I find this to be a very comforting statement. I acknowledge the utility in defining certain things as part of nudism, and certain other things as not part of nudism. I think there is value and validity in doing that. But it’s true that every body experiences nudism differently (heck, we don’t even all use the same terms!).
And, at least speaking for myself, as somebody who enjoys and therefore respects nudism, I have anxiety about certain other aspects of my life that may not mesh with nudism, and a generalized fear that The Nudist Community will excommunicate me for some of the finer points of my belief system that encompasses a love of both nature and the human body (and their conjunction) – both non-sexually and sometimes also sexually. All of us have individual beliefs, and they’re all valid, as long as we respect each other.
“Maybe being naked inside the house is what makes you a naturist.”
Your experience is interesting, and different from mine.

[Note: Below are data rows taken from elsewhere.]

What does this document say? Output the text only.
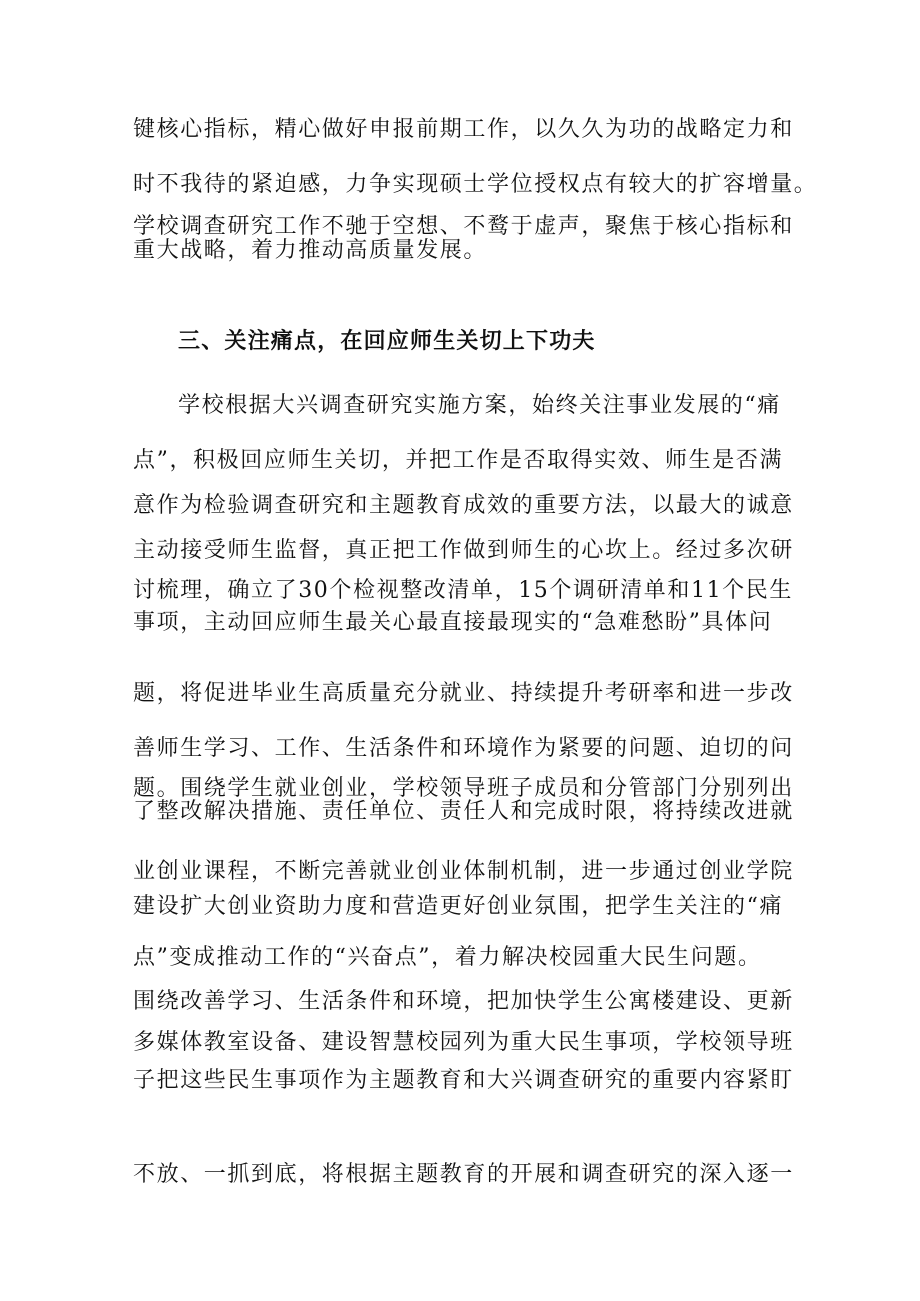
键核心指标，精心做好申报前期工作，以久久为功的战略定力和

时不我待的紧迫感，力争实现硕士学位授权点有较大的扩容增量。

学校调查研究工作不驰于空想、不鹜于虚声，聚焦于核心指标和

重大战略，着力推动高质量发展。

三、关注痛点，在回应师生关切上下功夫

学校根据大兴调查研究实施方案，始终关注事业发展的“痛

点”，积极回应师生关切，并把工作是否取得实效、师生是否满

意作为检验调查研究和主题教育成效的重要方法，以最大的诚意

主动接受师生监督，真正把工作做到师生的心坎上。经过多次研

讨梳理，确立了30个检视整改清单，15个调研清单和11个民生

事项，主动回应师生最关心最直接最现实的“急难愁盼”具体问

题，将促进毕业生高质量充分就业、持续提升考研率和进一步改

善师生学习、工作、生活条件和环境作为紧要的问题、迫切的问

题。围绕学生就业创业，学校领导班子成员和分管部门分别列出

了整改解决措施、责任单位、责任人和完成时限，将持续改进就

业创业课程，不断完善就业创业体制机制，进一步通过创业学院

建设扩大创业资助力度和营造更好创业氛围，把学生关注的“痛

点”变成推动工作的“兴奋点”，着力解决校园重大民生问题。

围绕改善学习、生活条件和环境，把加快学生公寓楼建设、更新

多媒体教室设备、建设智慧校园列为重大民生事项，学校领导班

子把这些民生事项作为主题教育和大兴调查研究的重要内容紧盯

不放、一抓到底，将根据主题教育的开展和调查研究的深入逐一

I’ve always supported so-called “home nudism” as a legitimate form of nudism – it’s how I got introduced to the lifestyle, and it was absolutely a change of pace from what I was raised to believe, which is that you only spend a few moments naked each day either when you’re bathing or changing from one set of clothes into another (and then usually not in front of anyone else).

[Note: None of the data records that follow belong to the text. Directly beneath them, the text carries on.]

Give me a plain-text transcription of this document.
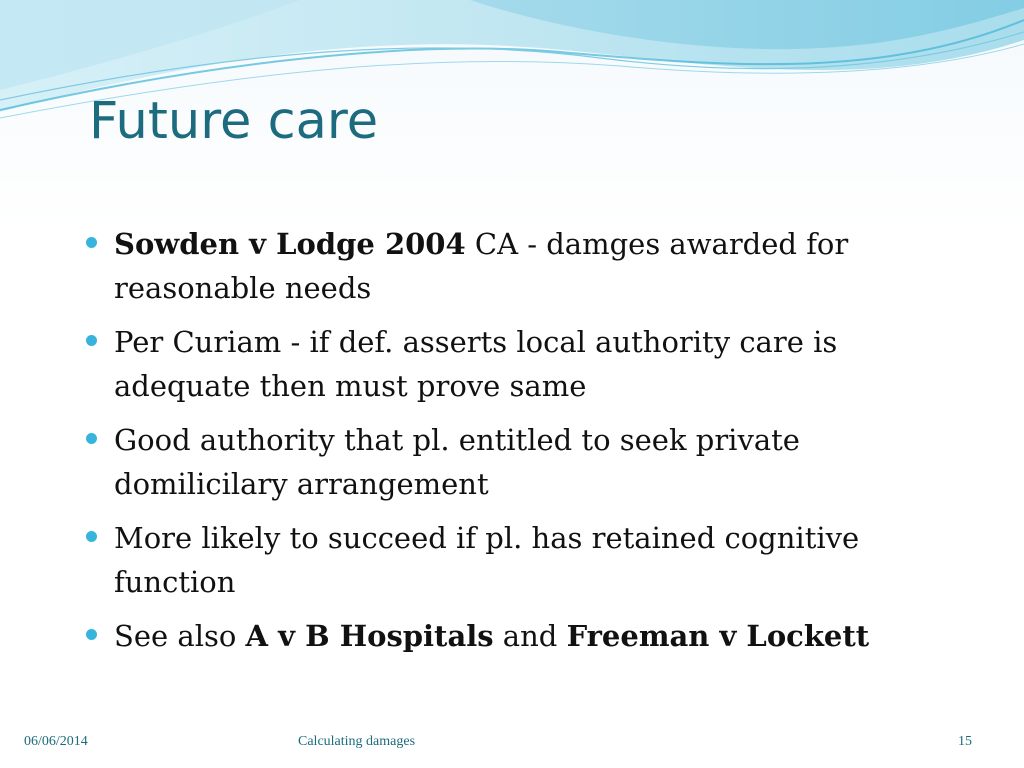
Future care
Sowden v Lodge 2004 CA - damges awarded for reasonable needs
Per Curiam - if def. asserts local authority care is adequate then must prove same
Good authority that pl. entitled to seek private domilicilary arrangement
More likely to succeed if pl. has retained cognitive function
See also A v B Hospitals and Freeman v Lockett
06/06/2014	Calculating damages	15
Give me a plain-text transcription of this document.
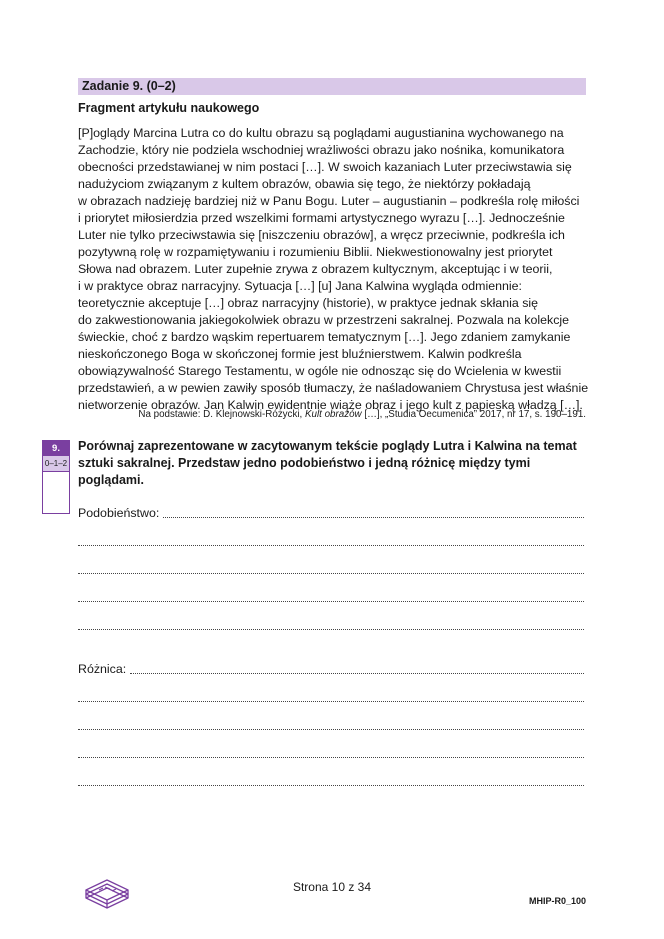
Zadanie 9. (0–2)
Fragment artykułu naukowego
[P]oglądy Marcina Lutra co do kultu obrazu są poglądami augustianina wychowanego na
Zachodzie, który nie podziela wschodniej wrażliwości obrazu jako nośnika, komunikatora
obecności przedstawianej w nim postaci […]. W swoich kazaniach Luter przeciwstawia się
nadużyciom związanym z kultem obrazów, obawia się tego, że niektórzy pokładają
w obrazach nadzieję bardziej niż w Panu Bogu. Luter – augustianin – podkreśla rolę miłości
i priorytet miłosierdzia przed wszelkimi formami artystycznego wyrazu […]. Jednocześnie
Luter nie tylko przeciwstawia się [niszczeniu obrazów], a wręcz przeciwnie, podkreśla ich
pozytywną rolę w rozpamiętywaniu i rozumieniu Biblii. Niekwestionowalny jest priorytet
Słowa nad obrazem. Luter zupełnie zrywa z obrazem kultycznym, akceptując i w teorii,
i w praktyce obraz narracyjny. Sytuacja […] [u] Jana Kalwina wygląda odmiennie:
teoretycznie akceptuje […] obraz narracyjny (historie), w praktyce jednak skłania się
do zakwestionowania jakiegokolwiek obrazu w przestrzeni sakralnej. Pozwala na kolekcje
świeckie, choć z bardzo wąskim repertuarem tematycznym […]. Jego zdaniem zamykanie
nieskończonego Boga w skończonej formie jest bluźnierstwem. Kalwin podkreśla
obowiązywalność Starego Testamentu, w ogóle nie odnosząc się do Wcielenia w kwestii
przedstawień, a w pewien zawiły sposób tłumaczy, że naśladowaniem Chrystusa jest właśnie
nietworzenie obrazów. Jan Kalwin ewidentnie wiąże obraz i jego kult z papieską władzą […].
Na podstawie: D. Klejnowski-Różycki, Kult obrazów […], „Studia Oecumenica” 2017, nr 17, s. 190–191.
9.
0–1–2
Porównaj zaprezentowane w zacytowanym tekście poglądy Lutra i Kalwina na temat
sztuki sakralnej. Przedstaw jedno podobieństwo i jedną różnicę między tymi
poglądami.
Podobieństwo:
Różnica:
Strona 10 z 34
MHIP-R0_100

Being naked for hours at a time, and just because, was very different, and very much representative of my newfound nudist philosophy, long before I had the opportunity to practice nudism with others. Social nudism is absolutely a different experience, and deserves to have its own consideration. But I don’t think it lessens the value of a type of nudism that involves being naked at home, even if you’re alone. I’d say it’s as much about your state of mind, as it is your state of dress.

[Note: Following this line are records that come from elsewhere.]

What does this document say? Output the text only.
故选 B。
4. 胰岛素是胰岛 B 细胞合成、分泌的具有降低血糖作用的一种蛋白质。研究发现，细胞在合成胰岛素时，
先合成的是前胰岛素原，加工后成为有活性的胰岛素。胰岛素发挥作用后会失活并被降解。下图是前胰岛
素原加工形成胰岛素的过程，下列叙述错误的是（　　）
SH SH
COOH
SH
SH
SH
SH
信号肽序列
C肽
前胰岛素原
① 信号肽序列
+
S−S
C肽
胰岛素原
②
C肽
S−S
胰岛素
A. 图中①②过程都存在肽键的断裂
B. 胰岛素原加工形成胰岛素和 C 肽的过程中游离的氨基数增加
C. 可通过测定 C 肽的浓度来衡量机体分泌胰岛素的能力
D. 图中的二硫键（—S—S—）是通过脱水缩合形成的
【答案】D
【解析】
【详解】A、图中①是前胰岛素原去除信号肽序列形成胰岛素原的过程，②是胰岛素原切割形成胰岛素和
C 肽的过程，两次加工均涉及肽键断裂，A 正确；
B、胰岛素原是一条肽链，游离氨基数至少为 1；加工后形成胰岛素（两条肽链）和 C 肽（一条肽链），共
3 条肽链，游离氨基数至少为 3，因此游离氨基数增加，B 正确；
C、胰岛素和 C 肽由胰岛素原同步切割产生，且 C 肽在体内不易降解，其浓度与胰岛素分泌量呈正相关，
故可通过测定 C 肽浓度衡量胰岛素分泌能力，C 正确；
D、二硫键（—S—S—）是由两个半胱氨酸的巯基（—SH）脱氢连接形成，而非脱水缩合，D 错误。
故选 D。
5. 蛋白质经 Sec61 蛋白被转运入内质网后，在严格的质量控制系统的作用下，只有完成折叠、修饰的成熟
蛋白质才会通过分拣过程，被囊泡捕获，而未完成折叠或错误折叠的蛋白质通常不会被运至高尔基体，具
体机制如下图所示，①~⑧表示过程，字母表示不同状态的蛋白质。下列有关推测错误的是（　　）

Yeah, it can get confusing at times. We strongly believe that naturism is non-sexual, but not that nudity is. We believe that the nude body is non-sexual by default, and that it’s all on our heads, but we would be lying if we said that we’ve never felt sexually attracted to a person at a naturist place. But then our humanity kicks in, we are a species that lives in herds and accepts rules. Non-sexual nudity is a big thing in naturism and we need to accept that if we’re going to naturist places.
If we find someone attractive, we’ll have to go through the same routine as in the textile world. Have a chat, have a drink, go out for dinner, go see a movie, whatever people like to do when they’re on a date. What we find very annoying is that people think that it will be easier to get a one night stand when everyone is already naked. It is definitely not. It’s probably even harder. But nevertheless, the exact same rules as in the textile world apply.